For developers and engineers:
Dev boxes with 64 GB or 128 GB of RAM still command a premium, but those costs are now compounded by scarcity. Build-to-order workstations from Dell, HP, and Lenovo have shown extended lead times for high-memory configurations, a pattern reminiscent of the 2017–18 memory shortage. If you’re speccing out a workstation for a new hire, start the procurement process early.
How We Arrived at This Point
The memory market has always been cyclical, but this cycle is unique because of AI. Here’s a brief timeline:
- Late 2024–Early 2025: Chipmakers began shifting production capacity away from commodity DRAM and NAND toward HBM and enterprise SSDs, spurred by the generative AI boom.
- Mid-2025: First signs of tightness appeared in server memory, then spilled over into PC and smartphone channels. Notebook OEMs reported longer lead times for LPDDR5X and UFS 4.0 storage.
- Late 2025: Smartphone vendors started warning investors about margin pressure. Samsung and Apple, with their deeper pockets and in-house component advantages, started stockpiling chips.
- Q2 2026: The crunch became undeniable as Counterpoint’s shipment data hit a 13-year low. Budget phones bore the brunt, but Windows PC makers were quietly scaling back their low-end offerings.
Unlike past shortages that were driven by a single factor—like the crypto-mining GPU craze—the current bottleneck is structural. AI training and inference require ever-growing memory pools, and there’s no sign that demand will slacken. Nvidia’s next-gen GPUs, AMD’s Instinct accelerators, and custom chips from Google and Amazon all need more HBM than ever.
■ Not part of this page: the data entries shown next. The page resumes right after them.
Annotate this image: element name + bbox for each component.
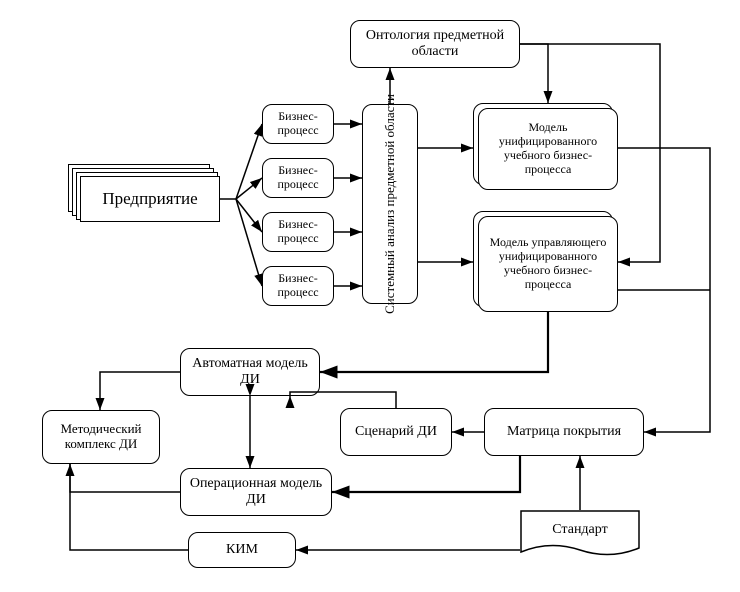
label: Онтология предметной области: [357, 28, 513, 60]
node-bp3: Бизнес-процесс: [262, 212, 334, 252]
label: Модель унифицированного учебного бизнес-…: [485, 121, 611, 176]
label: Бизнес-процесс: [269, 164, 327, 192]
node-method: Методический комплекс ДИ: [42, 410, 160, 464]
node-opmodel: Операционная модель ДИ: [180, 468, 332, 516]
node-sysanalysis: Системный анализ предметной области: [362, 104, 418, 304]
node-standard: Стандарт: [520, 510, 640, 558]
label: Системный анализ предметной области: [383, 94, 398, 314]
label: Операционная модель ДИ: [187, 476, 325, 508]
node-ontology: Онтология предметной области: [350, 20, 520, 68]
label: Автоматная модель ДИ: [187, 356, 313, 388]
label: Бизнес-процесс: [269, 218, 327, 246]
node-model2: Модель управляющего унифицированного уче…: [478, 216, 618, 312]
node-bp1: Бизнес-процесс: [262, 104, 334, 144]
label: КИМ: [226, 542, 258, 558]
label: Методический комплекс ДИ: [49, 422, 153, 452]
node-bp2: Бизнес-процесс: [262, 158, 334, 198]
label: Матрица покрытия: [507, 424, 621, 440]
node-scenario: Сценарий ДИ: [340, 408, 452, 456]
node-kim: КИМ: [188, 532, 296, 568]
node-matrix: Матрица покрытия: [484, 408, 644, 456]
label: Сценарий ДИ: [355, 424, 437, 440]
label: Предприятие: [102, 189, 197, 209]
node-model1: Модель унифицированного учебного бизнес-…: [478, 108, 618, 190]
label: Стандарт: [552, 522, 607, 538]
label: Бизнес-процесс: [269, 272, 327, 300]
node-automaton: Автоматная модель ДИ: [180, 348, 320, 396]
node-enterprise: Предприятие: [80, 176, 220, 222]
label: Бизнес-процесс: [269, 110, 327, 138]
label: Модель управляющего унифицированного уче…: [485, 236, 611, 291]
node-bp4: Бизнес-процесс: [262, 266, 334, 306]
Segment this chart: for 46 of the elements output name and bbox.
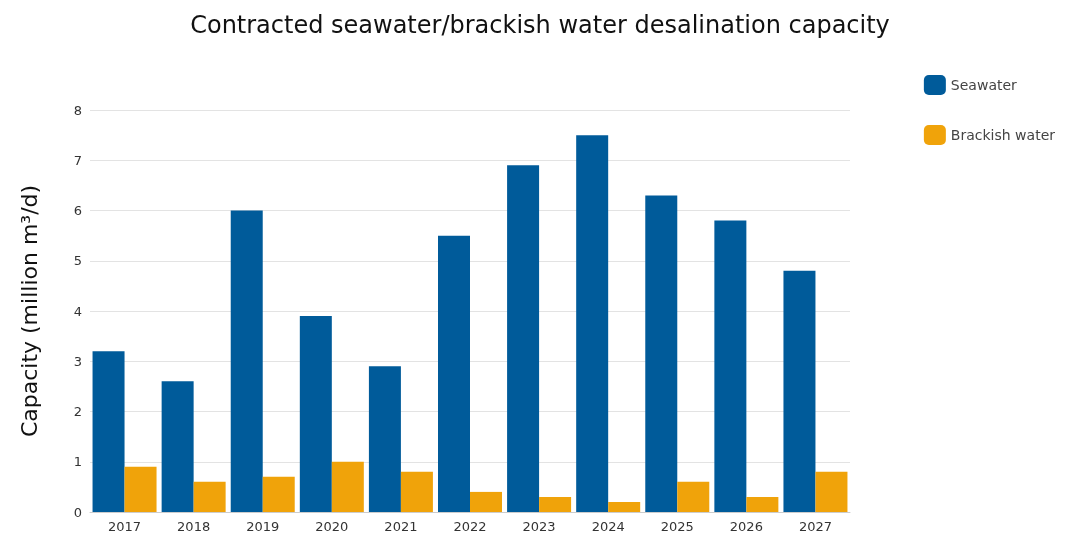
y-tick-label: 8 [73, 102, 82, 118]
x-tick-label: 2025 [660, 519, 694, 534]
y-tick-label: 3 [73, 353, 82, 369]
bar [400, 471, 433, 512]
bar [645, 195, 678, 512]
bar [507, 165, 540, 512]
x-tick-label: 2021 [384, 519, 418, 534]
bar [783, 270, 816, 512]
y-tick-label: 2 [73, 404, 82, 419]
x-tick-label: 2018 [177, 519, 211, 534]
bar [438, 235, 470, 512]
bar [368, 366, 401, 512]
y-tick-label: 5 [73, 253, 82, 269]
bar [470, 491, 502, 512]
bar [677, 481, 710, 512]
y-tick-label: 6 [73, 203, 82, 218]
bar [161, 381, 194, 512]
legend-label: Brackish water [950, 127, 1056, 143]
x-tick-label: 2020 [315, 519, 349, 534]
x-tick-label: 2019 [246, 519, 280, 534]
y-tick-label: 7 [73, 152, 82, 168]
bar [608, 501, 641, 512]
bar [746, 496, 779, 512]
bar [262, 476, 295, 512]
legend-label: Seawater [950, 77, 1018, 93]
bar [124, 466, 157, 512]
bar [539, 496, 572, 512]
y-tick-label: 1 [73, 454, 82, 470]
x-tick-label: 2024 [591, 519, 625, 534]
y-axis-title: Capacity (million m³/d) [16, 184, 42, 438]
x-tick-label: 2026 [729, 519, 763, 534]
bar [299, 316, 332, 512]
bar [331, 461, 364, 512]
bar [92, 351, 125, 512]
y-tick-label: 0 [73, 504, 82, 520]
bar [815, 471, 848, 512]
bar [714, 220, 747, 512]
y-tick-label: 4 [73, 303, 82, 319]
bar [193, 481, 226, 512]
x-tick-label: 2017 [108, 519, 142, 534]
chart-title: Contracted seawater/brackish water desalination capacity [190, 11, 890, 39]
bar [230, 210, 263, 512]
x-tick-label: 2022 [453, 519, 487, 534]
bar [576, 135, 609, 512]
x-tick-label: 2027 [798, 519, 832, 534]
x-tick-label: 2023 [522, 519, 556, 534]
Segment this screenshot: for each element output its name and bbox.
Practical Steps for Buyers and IT Managers
If you’re in the market for a new Windows PC, phone, or storage upgrade, here’s how to navigate the shortage:
- Lock in prices now. If you see a system or component at a price point you can accept, don’t wait. Quotes from OEMs are often valid for only 30 days, and many are preparing to pass through higher costs in Q3.
- Consider stepping up a tier. A mid-range laptop with 16 GB of RAM may be only slightly more expensive than an entry-level model with 8 GB, yet it’s more likely to remain in stock and hold its value.
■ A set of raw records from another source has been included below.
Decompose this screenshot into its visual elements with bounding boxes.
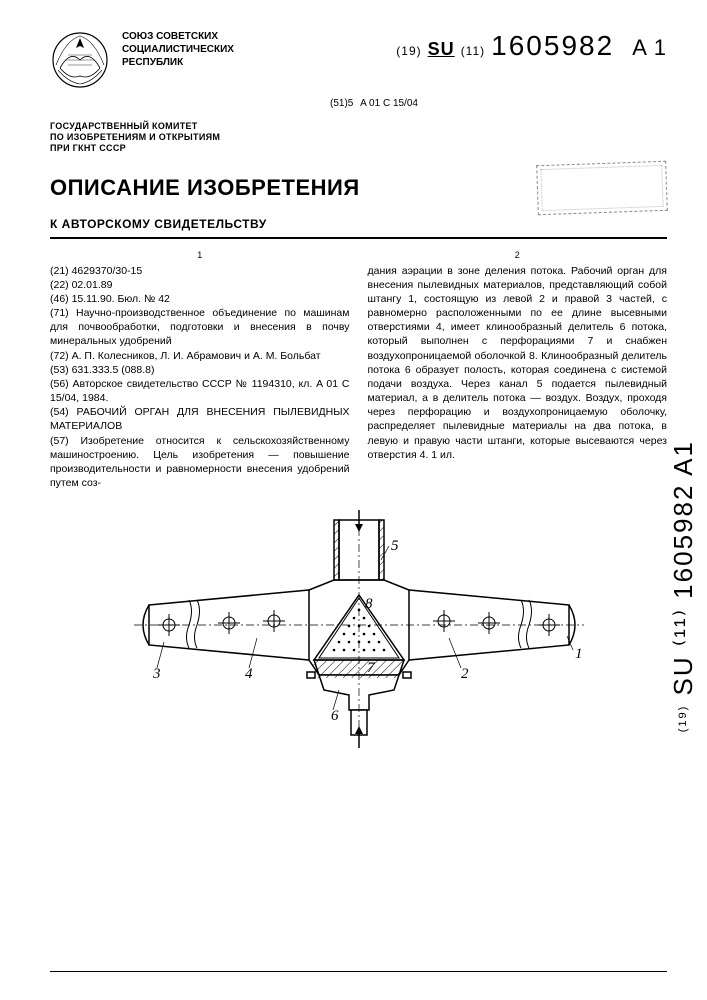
technical-drawing: 5 8 7 6 1 2 3 4: [50, 510, 667, 755]
field-56: (56) Авторское свидетельство СССР № 1194…: [50, 377, 350, 405]
col2-number: 2: [368, 249, 668, 261]
side-reference: (19) SU ⁽¹¹⁾ 1605982 A1: [668, 440, 699, 732]
field-21: (21) 4629370/30-15: [50, 264, 350, 278]
label-3: 3: [152, 666, 161, 682]
prefix-19: (19): [396, 44, 421, 58]
field-54: (54) РАБОЧИЙ ОРГАН ДЛЯ ВНЕСЕНИЯ ПЫЛЕВИДН…: [50, 405, 350, 433]
label-4: 4: [245, 666, 253, 682]
pub-number: 1605982: [491, 30, 614, 61]
document-subtitle: К АВТОРСКОМУ СВИДЕТЕЛЬСТВУ: [50, 217, 667, 231]
field-53: (53) 631.333.5 (088.8): [50, 363, 350, 377]
publication-number: (19) SU (11) 1605982 A 1: [396, 30, 667, 62]
ipc-code: A 01 C 15/04: [360, 98, 418, 109]
document-title: ОПИСАНИЕ ИЗОБРЕТЕНИЯ: [50, 175, 360, 201]
country-code: SU: [428, 39, 455, 59]
side-text: SU ⁽¹¹⁾ 1605982 A1: [668, 440, 698, 695]
ipc-classification: (51)5 A 01 C 15/04: [330, 98, 667, 109]
column-left: 1 (21) 4629370/30-15 (22) 02.01.89 (46) …: [50, 249, 350, 490]
org-name: СОЮЗ СОВЕТСКИХ СОЦИАЛИСТИЧЕСКИХ РЕСПУБЛИ…: [122, 30, 262, 69]
divider: [50, 237, 667, 239]
abstract-cont: дания аэрации в зоне деления потока. Раб…: [368, 264, 668, 462]
field-71: (71) Научно-производственное объединение…: [50, 306, 350, 349]
column-right: 2 дания аэрации в зоне деления потока. Р…: [368, 249, 668, 490]
field-57a: (57) Изобретение относится к сельскохозя…: [50, 434, 350, 491]
label-8: 8: [365, 596, 373, 612]
label-6: 6: [331, 708, 339, 724]
registry-stamp: [536, 161, 668, 216]
field-72: (72) А. П. Колесников, Л. И. Абрамович и…: [50, 349, 350, 363]
state-emblem: [50, 30, 110, 90]
col1-number: 1: [50, 249, 350, 261]
side-prefix-19: (19): [677, 705, 689, 733]
label-5: 5: [391, 538, 399, 554]
prefix-11: (11): [461, 44, 485, 58]
field-22: (22) 02.01.89: [50, 278, 350, 292]
bibliographic-body: 1 (21) 4629370/30-15 (22) 02.01.89 (46) …: [50, 249, 667, 490]
committee-name: ГОСУДАРСТВЕННЫЙ КОМИТЕТ ПО ИЗОБРЕТЕНИЯМ …: [50, 121, 667, 153]
ipc-prefix: (51)5: [330, 98, 353, 109]
kind-code: A 1: [632, 35, 667, 60]
bottom-divider: [50, 971, 667, 972]
label-1: 1: [575, 646, 583, 662]
field-46: (46) 15.11.90. Бюл. № 42: [50, 292, 350, 306]
label-2: 2: [461, 666, 469, 682]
- Check actual specs, not just model names. Manufacturers sometimes swap in lower-performance SSDs or reduce RAM without changing the model number. Read the fine print and verify the SKU details.
- For businesses: negotiate volume agreements. Enterprise customers with scheduled refreshes should talk to their resellers about locking in multi-quarter pricing. Even a 90-day price hold can shield you from the worst spikes.
- Watch for SSD-only upgrades. If you’re planning to add storage later, buy an M.2 drive now. Retail SSD pricing is already ticking upward, and demand typically surges in the second half of the year.
- Phones aren’t isolated. The same advice applies: if your phone is aging and you’re considering a mid-range replacement, don’t be surprised if it’s pricier than expected. Flagships may offer better value at the moment.
What to Expect Next
Counterpoint forecasts that global smartphone shipments will drop about 14 percent for all of 2026, and the memory shortage could persist into 2027. That timeline matters for Windows buyers: if you’re hoping the situation resolves before a planned purchase later this year, it likely won’t.
Keep an eye on quarterly financial calls from Samsung, SK hynix, and Micron, as well as spot-price trackers from TrendForce and DRAMeXchange. Any hint of new wafer starts or a slowdown in AI demand could ease pressure, but for now, the mantra is “buy it when you see it.”
The smartphone market just gave us a stark preview of what happens when memory becomes the scarcest component in the system. Windows PCs are running on the same fuel.